Historical population
| Census | Pop. | Note | %± |
| 1800 | 1,078 |  | — |
| 1810 | 1,942 |  | 80.1% |
| 1820 | 2,680 |  | 38.0% |
| 1830 | 3,167 |  | 18.2% |
| 1840 | 2,404 |  | −24.1% |
| 1850 | 2,268 |  | −5.7% |
| 1860 | 2,182 |  | −3.8% |
| 1870 | 1,834 |  | −15.9% |
| 1880 | 1,636 |  | −10.8% |
| 1890 | 1,367 |  | −16.4% |
| 1900 | 1,153 |  | −15.7% |
| 1910 | 933 |  | −19.1% |
| 1920 | 743 |  | −20.4% |
| 1930 | 650 |  | −12.5% |
| 1940 | 768 |  | 18.2% |
| 1950 | 635 |  | −17.3% |
| 1960 | 517 |  | −18.6% |
| 1970 | 551 |  | 6.6% |
| 1980 | 761 |  | 38.1% |
| 1990 | 926 |  | 21.7% |
| 2000 | 947 |  | 2.3% |
| 2010 | 973 |  | 2.7% |
| 2020 | 863 |  | −11.3% |
U.S. Decennial Census

== Communities and locations in Broome ==
- Bates (formerly "Bates Hollow") - A hamlet in the southeastern part of the town.
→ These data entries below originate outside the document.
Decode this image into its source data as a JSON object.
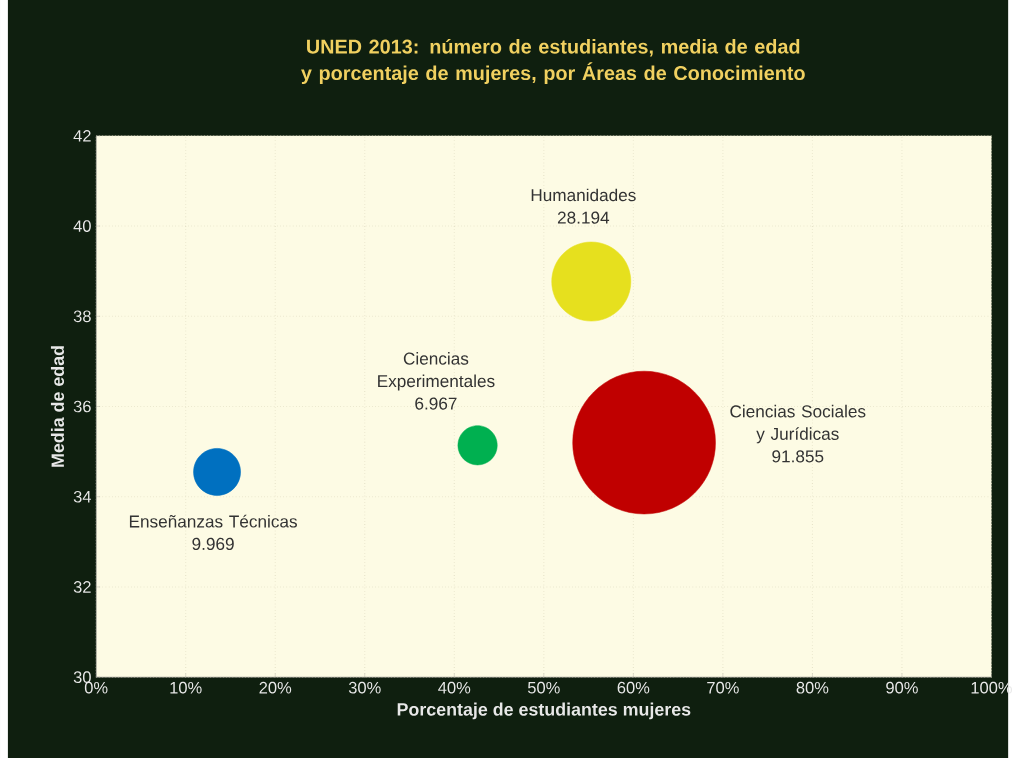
{
  "chart_data": {
    "type": "bubble",
    "title": "UNED 2013: número de estudiantes, media de edad y porcentaje de mujeres, por Áreas de Conocimiento",
    "xlabel": "Porcentaje de estudiantes mujeres",
    "ylabel": "Media de edad",
    "series": [
      {
        "name": "Enseñanzas Técnicas",
        "color": "#0070c0",
        "x": [
          13.5
        ],
        "values": [
          34.55
        ],
        "sizes": [
          0.1085
        ]
      },
      {
        "name": "Ciencias Experimentales",
        "color": "#00b050",
        "x": [
          42.6
        ],
        "values": [
          35.14
        ],
        "sizes": [
          0.0758
        ]
      },
      {
        "name": "Humanidades",
        "color": "#e6e01e",
        "x": [
          55.3
        ],
        "values": [
          38.77
        ],
        "sizes": [
          0.3069
        ]
      },
      {
        "name": "Ciencias Sociales y Jurídicas",
        "color": "#c00000",
        "x": [
          61.2
        ],
        "values": [
          35.2
        ],
        "sizes": [
          1
        ]
      }
    ],
    "annotations": [
      "9.969",
      "6.967",
      "28.194",
      "91.855"
    ],
    "xlim": [
      0,
      100
    ],
    "ylim": [
      30,
      42
    ],
    "xticks": [
      {
        "value": 0,
        "label": "0%"
      },
      {
        "value": 10,
        "label": "10%"
      },
      {
        "value": 20,
        "label": "20%"
      },
      {
        "value": 30,
        "label": "30%"
      },
      {
        "value": 40,
        "label": "40%"
      },
      {
        "value": 50,
        "label": "50%"
      },
      {
        "value": 60,
        "label": "60%"
      },
      {
        "value": 70,
        "label": "70%"
      },
      {
        "value": 80,
        "label": "80%"
      },
      {
        "value": 90,
        "label": "90%"
      },
      {
        "value": 100,
        "label": "100%"
      }
    ],
    "yticks": [
      30,
      32,
      34,
      36,
      38,
      40,
      42
    ],
    "grid": true
  }
}
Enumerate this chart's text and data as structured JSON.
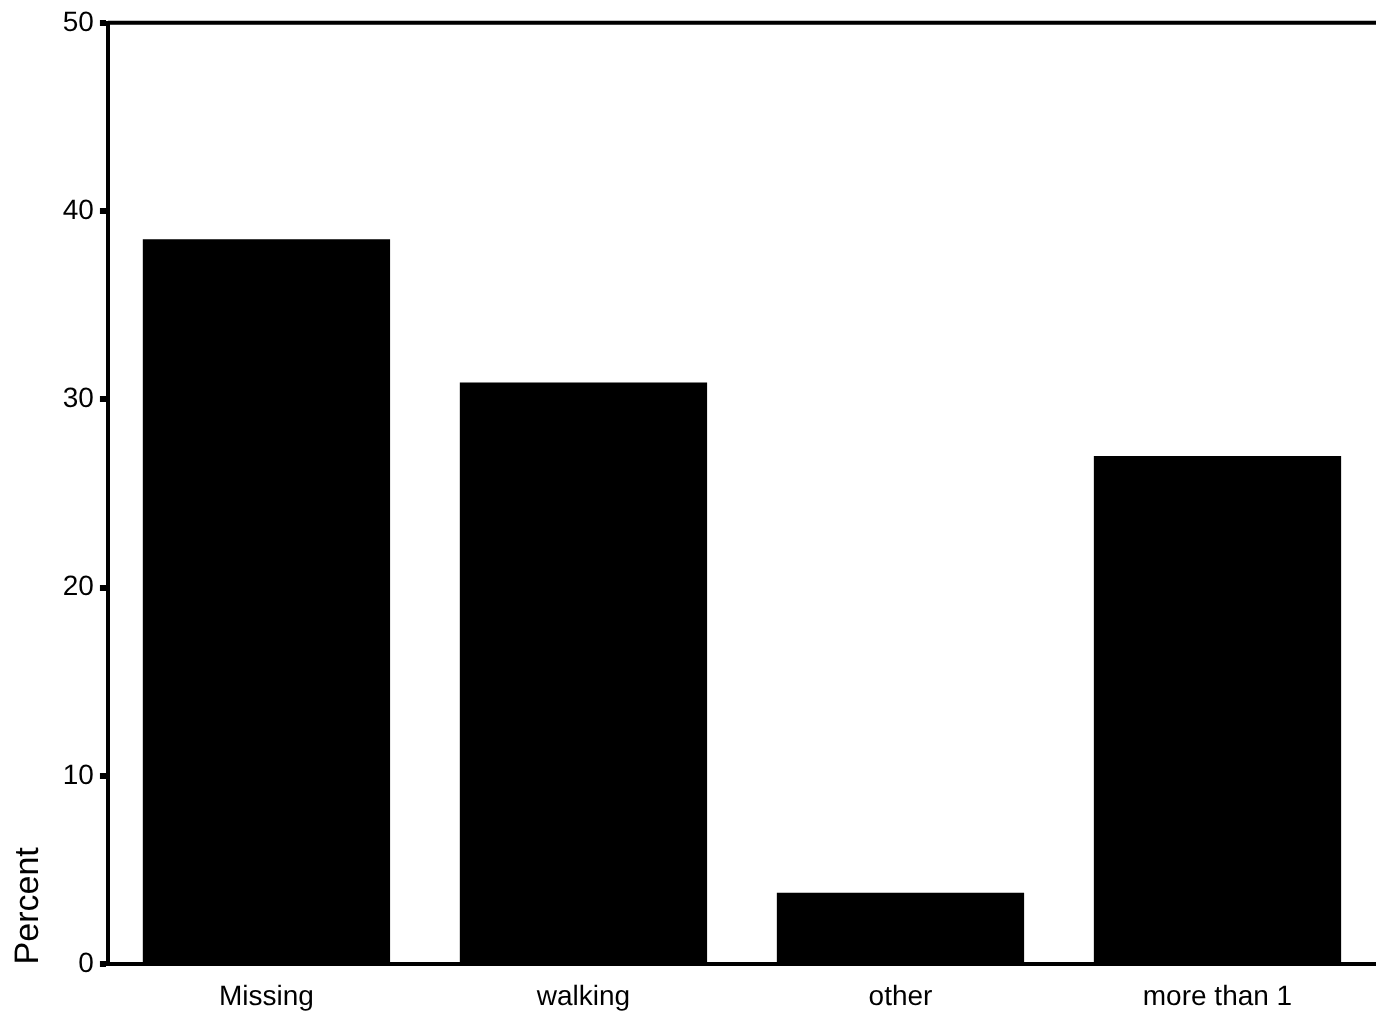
{
  "chart_data": {
    "type": "bar",
    "ylabel": "Percent",
    "categories": [
      "Missing",
      "walking",
      "other",
      "more than 1"
    ],
    "values": [
      38.5,
      30.9,
      3.8,
      27.0
    ],
    "color": "#000000",
    "ylim": [
      0,
      50
    ],
    "yticks": [
      0,
      10,
      20,
      30,
      40,
      50
    ],
    "grid": false,
    "legend": false
  }
}
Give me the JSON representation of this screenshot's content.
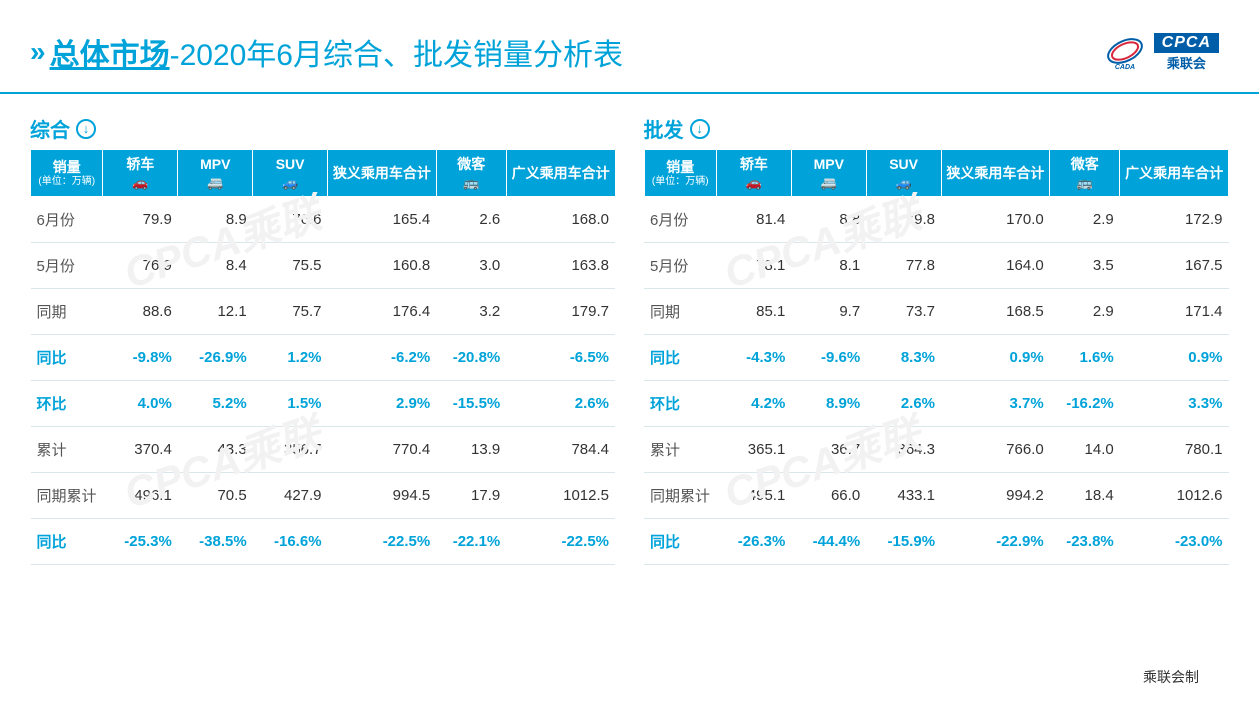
{
  "colors": {
    "primary": "#00a3d9",
    "navy": "#005ea8",
    "text": "#333333",
    "rowline": "#d9e6ec",
    "bg": "#ffffff",
    "watermark": "#f2f2f2"
  },
  "header": {
    "title_main": "总体市场",
    "title_sub": "-2020年6月综合、批发销量分析表",
    "logo_cada": "CADA",
    "logo_cpca_top": "CPCA",
    "logo_cpca_bot": "乘联会"
  },
  "columns": [
    {
      "key": "label",
      "head": "销量",
      "unit": "(单位：万辆)",
      "icon": ""
    },
    {
      "key": "sedan",
      "head": "轿车",
      "icon": "🚗"
    },
    {
      "key": "mpv",
      "head": "MPV",
      "icon": "🚐"
    },
    {
      "key": "suv",
      "head": "SUV",
      "icon": "🚙"
    },
    {
      "key": "narrow",
      "head": "狭义乘用车合计",
      "icon": ""
    },
    {
      "key": "micro",
      "head": "微客",
      "icon": "🚌"
    },
    {
      "key": "broad",
      "head": "广义乘用车合计",
      "icon": ""
    }
  ],
  "tables": [
    {
      "title": "综合",
      "rows": [
        {
          "hl": false,
          "cells": [
            "6月份",
            "79.9",
            "8.9",
            "76.6",
            "165.4",
            "2.6",
            "168.0"
          ]
        },
        {
          "hl": false,
          "cells": [
            "5月份",
            "76.9",
            "8.4",
            "75.5",
            "160.8",
            "3.0",
            "163.8"
          ]
        },
        {
          "hl": false,
          "cells": [
            "同期",
            "88.6",
            "12.1",
            "75.7",
            "176.4",
            "3.2",
            "179.7"
          ]
        },
        {
          "hl": true,
          "cells": [
            "同比",
            "-9.8%",
            "-26.9%",
            "1.2%",
            "-6.2%",
            "-20.8%",
            "-6.5%"
          ]
        },
        {
          "hl": true,
          "cells": [
            "环比",
            "4.0%",
            "5.2%",
            "1.5%",
            "2.9%",
            "-15.5%",
            "2.6%"
          ]
        },
        {
          "hl": false,
          "cells": [
            "累计",
            "370.4",
            "43.3",
            "356.7",
            "770.4",
            "13.9",
            "784.4"
          ]
        },
        {
          "hl": false,
          "cells": [
            "同期累计",
            "496.1",
            "70.5",
            "427.9",
            "994.5",
            "17.9",
            "1012.5"
          ]
        },
        {
          "hl": true,
          "cells": [
            "同比",
            "-25.3%",
            "-38.5%",
            "-16.6%",
            "-22.5%",
            "-22.1%",
            "-22.5%"
          ]
        }
      ]
    },
    {
      "title": "批发",
      "rows": [
        {
          "hl": false,
          "cells": [
            "6月份",
            "81.4",
            "8.8",
            "79.8",
            "170.0",
            "2.9",
            "172.9"
          ]
        },
        {
          "hl": false,
          "cells": [
            "5月份",
            "78.1",
            "8.1",
            "77.8",
            "164.0",
            "3.5",
            "167.5"
          ]
        },
        {
          "hl": false,
          "cells": [
            "同期",
            "85.1",
            "9.7",
            "73.7",
            "168.5",
            "2.9",
            "171.4"
          ]
        },
        {
          "hl": true,
          "cells": [
            "同比",
            "-4.3%",
            "-9.6%",
            "8.3%",
            "0.9%",
            "1.6%",
            "0.9%"
          ]
        },
        {
          "hl": true,
          "cells": [
            "环比",
            "4.2%",
            "8.9%",
            "2.6%",
            "3.7%",
            "-16.2%",
            "3.3%"
          ]
        },
        {
          "hl": false,
          "cells": [
            "累计",
            "365.1",
            "36.7",
            "364.3",
            "766.0",
            "14.0",
            "780.1"
          ]
        },
        {
          "hl": false,
          "cells": [
            "同期累计",
            "495.1",
            "66.0",
            "433.1",
            "994.2",
            "18.4",
            "1012.6"
          ]
        },
        {
          "hl": true,
          "cells": [
            "同比",
            "-26.3%",
            "-44.4%",
            "-15.9%",
            "-22.9%",
            "-23.8%",
            "-23.0%"
          ]
        }
      ]
    }
  ],
  "watermark_text": "CPCA乘联",
  "footer": "乘联会制"
}
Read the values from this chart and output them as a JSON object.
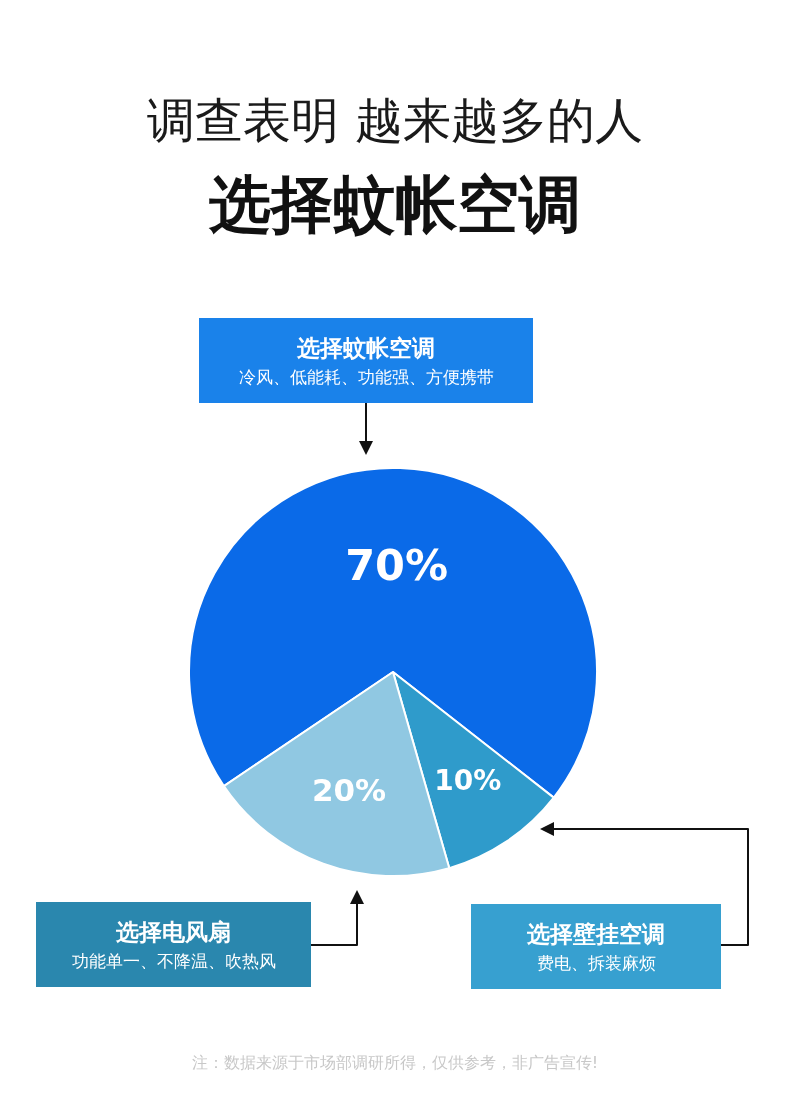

- Franklinton (also called "The Vly") - A location in the north-central part of Broome on NY-145, south of Vlaie Pond.
- Hauversville - A hamlet near the eastern town line.
- Livingstonville - A hamlet in the southeastern part of the town on NY-145 and Catskill Creek.
- Pine Grove - A location northwest of Hauversville.
- Vlaie Pond - A small lake in the northern part of Broome.
- Vlaie Pond-Franklinton Wildlife Management Area - A conservation area by Vlai Pond.